Let's look at one of those "lance-like" questions. Alan Favish made a FOIA request to obtain copies of photographs taken in Fort Marcy Park at the Foster death scene. The law, as I understand it, protects the privacy interest of a person while he is alive, but not afterwards.

So what did the great "strict constructionist," Scalia, do? He worried about how Foster's surviving relatives would "feel." (Wouldn't this have been an issue for the LEGISLATORS?) And anyway lawyer Favish didn't really demonstrate any government investigations reached the wrong conclusions. (As if this were relevant to the FOIA.) Scalia apparently thought things like never having a certified handwriting analyst producing an opinion about the torn note, failing to consider testimony from a completely rational man who was in the park who said Foster's car wasn't there, etc., just amounted to "foot-faults."

And besides, "Who cares?"

Scalia might have been been better that day than Ginsberg, who couldn't form a complete sentence, but the bottom line is that that's not saying much.
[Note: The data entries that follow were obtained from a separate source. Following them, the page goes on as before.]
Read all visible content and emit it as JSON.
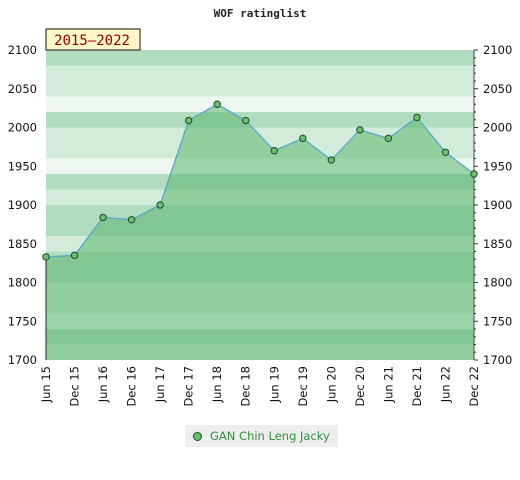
{
  "chart_data": {
    "type": "area",
    "title": "WOF ratinglist",
    "badge": "2015–2022",
    "categories": [
      "Jun 15",
      "Dec 15",
      "Jun 16",
      "Dec 16",
      "Jun 17",
      "Dec 17",
      "Jun 18",
      "Dec 18",
      "Jun 19",
      "Dec 19",
      "Jun 20",
      "Dec 20",
      "Jun 21",
      "Dec 21",
      "Jun 22",
      "Dec 22"
    ],
    "series": [
      {
        "name": "GAN Chin Leng Jacky",
        "values": [
          1833,
          1835,
          1884,
          1881,
          1900,
          2009,
          2030,
          2009,
          1970,
          1986,
          1958,
          1997,
          1986,
          2013,
          1968,
          1940
        ]
      }
    ],
    "ylim": [
      1700,
      2100
    ],
    "yticks": [
      1700,
      1750,
      1800,
      1850,
      1900,
      1950,
      2000,
      2050,
      2100
    ],
    "y_axis_both_sides": true,
    "legend_position": "bottom",
    "colors": {
      "line": "#5aa7c7",
      "fill": "#5cb870",
      "marker": "#6bbf73",
      "marker_edge": "#1d4d21",
      "band_dark": "#b2dcc0",
      "band_light": "#d2ebda",
      "band_pale": "#eef7f0"
    }
  }
}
Here's the transcript of Scalia's question to Favish:

Mr. Favish, here's - here's my - I mean, one - once you get past the first - the first issue, whether the privacy exemption at all covers this, if you assume it does cover it, you have relatives here who are going to be very much - very much harmed by - by this, as is shown by the mere fact that they've conducted this lengthy litigation. It's lasted how long, and I'm sure it's been expensive. Now, what is the interest on the other side? If - if you - if you had a plausible case that - that these investigations reached the wrong conclusion, I'd say, yeah, that's a pretty significant governmental interest. But I don't see that here. I - you - you - you've just demonstrated some foot faults in - in each of the investigations. Oh, this - this investigation made this mistake, this other investigation made the other mistake. Who cares? I mean, you really think that that is a matter of - of significant moment for - for the country, that there was an isolated mistake in - in one and another of the investigations? Who cares?
I was sitting in the gallery that day. When I heard this question I really wanted to stand up and yell, "E tu Antonin," but I knew that they would have squashed me like a grape if I did.